Today's installment of campaign-related news items from across the country.
* The labor dispute at Loyola Marymount has been resolved, and barring any last-minute changes, this week's Democratic presidential primary debate in Los Angeles will be held on schedule.
* Facing a newly redrawn map, Rep. Mark Walker (R-N.C.) announced late yesterday that he won't seek re-election next year, joining a long list of House Republicans giving up their seats. Walker, however, left little doubt that he intends to run for the U.S. Senate in 2022, when Sen. Richard Burr (R-N.C.) is set to retire.

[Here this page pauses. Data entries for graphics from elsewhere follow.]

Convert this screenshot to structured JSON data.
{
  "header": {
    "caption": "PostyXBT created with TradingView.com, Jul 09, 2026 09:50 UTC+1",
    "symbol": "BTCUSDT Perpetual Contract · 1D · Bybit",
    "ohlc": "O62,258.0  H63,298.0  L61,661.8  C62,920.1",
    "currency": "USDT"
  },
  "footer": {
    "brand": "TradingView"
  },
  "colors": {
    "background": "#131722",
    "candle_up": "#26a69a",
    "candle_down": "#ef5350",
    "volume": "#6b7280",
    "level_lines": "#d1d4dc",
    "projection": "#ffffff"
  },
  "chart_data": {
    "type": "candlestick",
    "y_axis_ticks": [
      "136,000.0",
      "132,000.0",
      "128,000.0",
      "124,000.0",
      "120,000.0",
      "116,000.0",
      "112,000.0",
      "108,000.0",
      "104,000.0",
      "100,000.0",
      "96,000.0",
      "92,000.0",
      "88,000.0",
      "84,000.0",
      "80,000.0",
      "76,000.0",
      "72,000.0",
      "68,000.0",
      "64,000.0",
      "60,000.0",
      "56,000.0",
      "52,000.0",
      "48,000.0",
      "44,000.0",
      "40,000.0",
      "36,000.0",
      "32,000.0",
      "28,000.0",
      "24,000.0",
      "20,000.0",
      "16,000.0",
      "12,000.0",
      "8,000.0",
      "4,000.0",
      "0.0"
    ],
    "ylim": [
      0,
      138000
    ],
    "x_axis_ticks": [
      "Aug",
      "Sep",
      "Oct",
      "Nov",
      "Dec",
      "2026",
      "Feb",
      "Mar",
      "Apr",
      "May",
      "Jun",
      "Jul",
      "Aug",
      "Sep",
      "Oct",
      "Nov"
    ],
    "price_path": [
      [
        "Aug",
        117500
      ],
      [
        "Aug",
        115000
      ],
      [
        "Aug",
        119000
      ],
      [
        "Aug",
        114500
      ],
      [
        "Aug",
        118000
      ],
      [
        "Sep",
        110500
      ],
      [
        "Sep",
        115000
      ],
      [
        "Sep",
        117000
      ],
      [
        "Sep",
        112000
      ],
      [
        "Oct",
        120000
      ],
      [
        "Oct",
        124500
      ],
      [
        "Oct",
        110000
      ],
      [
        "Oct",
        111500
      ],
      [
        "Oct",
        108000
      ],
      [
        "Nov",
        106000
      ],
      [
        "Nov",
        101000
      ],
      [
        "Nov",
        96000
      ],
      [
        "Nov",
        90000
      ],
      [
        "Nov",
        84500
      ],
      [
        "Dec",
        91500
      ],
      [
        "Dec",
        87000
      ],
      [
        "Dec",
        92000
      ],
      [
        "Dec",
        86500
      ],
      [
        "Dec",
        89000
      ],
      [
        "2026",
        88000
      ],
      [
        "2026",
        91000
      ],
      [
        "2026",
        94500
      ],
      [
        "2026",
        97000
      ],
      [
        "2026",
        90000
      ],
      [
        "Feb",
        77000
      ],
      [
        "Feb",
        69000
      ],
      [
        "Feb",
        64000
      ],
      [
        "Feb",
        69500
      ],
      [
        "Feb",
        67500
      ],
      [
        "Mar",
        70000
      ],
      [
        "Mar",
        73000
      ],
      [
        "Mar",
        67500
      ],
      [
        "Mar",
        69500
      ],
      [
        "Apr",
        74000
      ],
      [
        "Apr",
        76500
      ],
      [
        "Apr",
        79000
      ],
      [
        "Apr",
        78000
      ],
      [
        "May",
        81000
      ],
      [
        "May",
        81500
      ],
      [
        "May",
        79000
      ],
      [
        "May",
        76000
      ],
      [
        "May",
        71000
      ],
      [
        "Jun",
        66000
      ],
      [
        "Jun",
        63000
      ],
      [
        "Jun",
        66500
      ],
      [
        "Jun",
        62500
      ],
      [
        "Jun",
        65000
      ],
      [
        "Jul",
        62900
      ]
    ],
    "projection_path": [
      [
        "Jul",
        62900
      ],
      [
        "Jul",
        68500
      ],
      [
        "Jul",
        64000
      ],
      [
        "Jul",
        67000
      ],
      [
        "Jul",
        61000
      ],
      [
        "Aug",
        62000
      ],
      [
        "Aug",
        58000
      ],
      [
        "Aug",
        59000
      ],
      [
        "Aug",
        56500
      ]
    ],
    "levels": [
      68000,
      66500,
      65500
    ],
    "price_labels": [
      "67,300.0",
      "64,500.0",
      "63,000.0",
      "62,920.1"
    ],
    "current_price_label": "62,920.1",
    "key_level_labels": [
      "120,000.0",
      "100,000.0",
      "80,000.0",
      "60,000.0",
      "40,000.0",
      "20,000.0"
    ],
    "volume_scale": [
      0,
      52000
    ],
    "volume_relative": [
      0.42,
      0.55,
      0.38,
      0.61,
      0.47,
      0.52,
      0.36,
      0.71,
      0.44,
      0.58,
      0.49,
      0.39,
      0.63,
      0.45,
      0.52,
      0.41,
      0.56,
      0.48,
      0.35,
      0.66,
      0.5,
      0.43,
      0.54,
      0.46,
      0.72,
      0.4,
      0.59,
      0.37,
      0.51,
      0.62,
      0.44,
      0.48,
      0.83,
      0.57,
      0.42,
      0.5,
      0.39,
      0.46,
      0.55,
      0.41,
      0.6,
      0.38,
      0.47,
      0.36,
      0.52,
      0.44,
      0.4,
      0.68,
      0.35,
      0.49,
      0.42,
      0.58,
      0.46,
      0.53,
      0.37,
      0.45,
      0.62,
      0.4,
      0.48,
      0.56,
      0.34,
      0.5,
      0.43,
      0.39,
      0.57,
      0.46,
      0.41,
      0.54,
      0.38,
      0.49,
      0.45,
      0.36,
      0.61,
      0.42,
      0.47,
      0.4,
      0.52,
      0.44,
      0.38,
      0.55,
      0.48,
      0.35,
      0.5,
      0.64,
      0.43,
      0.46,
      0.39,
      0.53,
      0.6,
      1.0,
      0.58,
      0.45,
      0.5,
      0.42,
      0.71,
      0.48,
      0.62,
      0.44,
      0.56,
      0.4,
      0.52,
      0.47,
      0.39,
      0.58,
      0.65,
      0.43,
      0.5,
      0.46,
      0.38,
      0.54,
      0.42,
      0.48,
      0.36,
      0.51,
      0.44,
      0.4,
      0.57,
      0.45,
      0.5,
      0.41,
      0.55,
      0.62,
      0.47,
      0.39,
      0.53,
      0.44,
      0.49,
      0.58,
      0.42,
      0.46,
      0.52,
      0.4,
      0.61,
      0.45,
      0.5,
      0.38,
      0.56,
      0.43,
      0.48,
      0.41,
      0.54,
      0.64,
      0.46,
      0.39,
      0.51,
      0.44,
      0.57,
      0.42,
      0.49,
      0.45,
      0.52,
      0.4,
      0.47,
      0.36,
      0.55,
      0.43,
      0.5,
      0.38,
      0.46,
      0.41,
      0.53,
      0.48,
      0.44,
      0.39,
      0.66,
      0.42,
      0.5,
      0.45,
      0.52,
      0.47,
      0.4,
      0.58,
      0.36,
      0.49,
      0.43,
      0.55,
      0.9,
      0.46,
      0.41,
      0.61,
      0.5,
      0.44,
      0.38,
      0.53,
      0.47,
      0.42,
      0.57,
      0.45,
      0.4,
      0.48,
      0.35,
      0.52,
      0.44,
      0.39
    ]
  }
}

* In the latest national Quinnipiac poll, released yesterday afternoon, Joe Biden leads the Democratic presidential field with 30% support. Elizabeth Warren is second in the poll with 17%, followed by Bernie Sanders at 16%., and Pete Buttigieg at 9%. The only other candidate above 5% was Michael Bloomberg, whose aggressive spending spree has propelled him to fifth place with 7%.
* The good news for Republicans in the new Suffolk/USA Today poll is that it shows Donald Trump leading each of the top Democratic contenders in hypothetical general election match-ups. The bad news for Republicans is that in order to arrive at these results, the Suffolk/USA Today poll found "an unnamed third-party candidate" receiving double-digit support, which seems difficult to take seriously, given that no such candidate exists.
* Rep. Collin Peterson (D-Minn.), who will vote against Trump's impeachment, acknowledged yesterday that he's had "overtures by the highest levels of the Republican Party in the last couple weeks" about switching parties, but he declined. This probably has something to do with the fact that Peterson is currently the chair of the House Agriculture Committee -- a post he's long sought -- and abandoning the Dems would mean losing his gavel
* In Texas, where there's a crowded field of Democratic candidates hoping to take on Sen. John Cornyn (R) next year, the Democratic Senatorial Campaign Committee has officially thrown its support behind M.J. Hegar (D).
* Biden picked up an endorsement yesterday from Birmingham Mayor Randall Woodfin, following a recent meeting between the former vice president and a group of Southern black mayors. It's a bit of a setback for Sanders, whose political operation rallied behind Woodfin in 2017.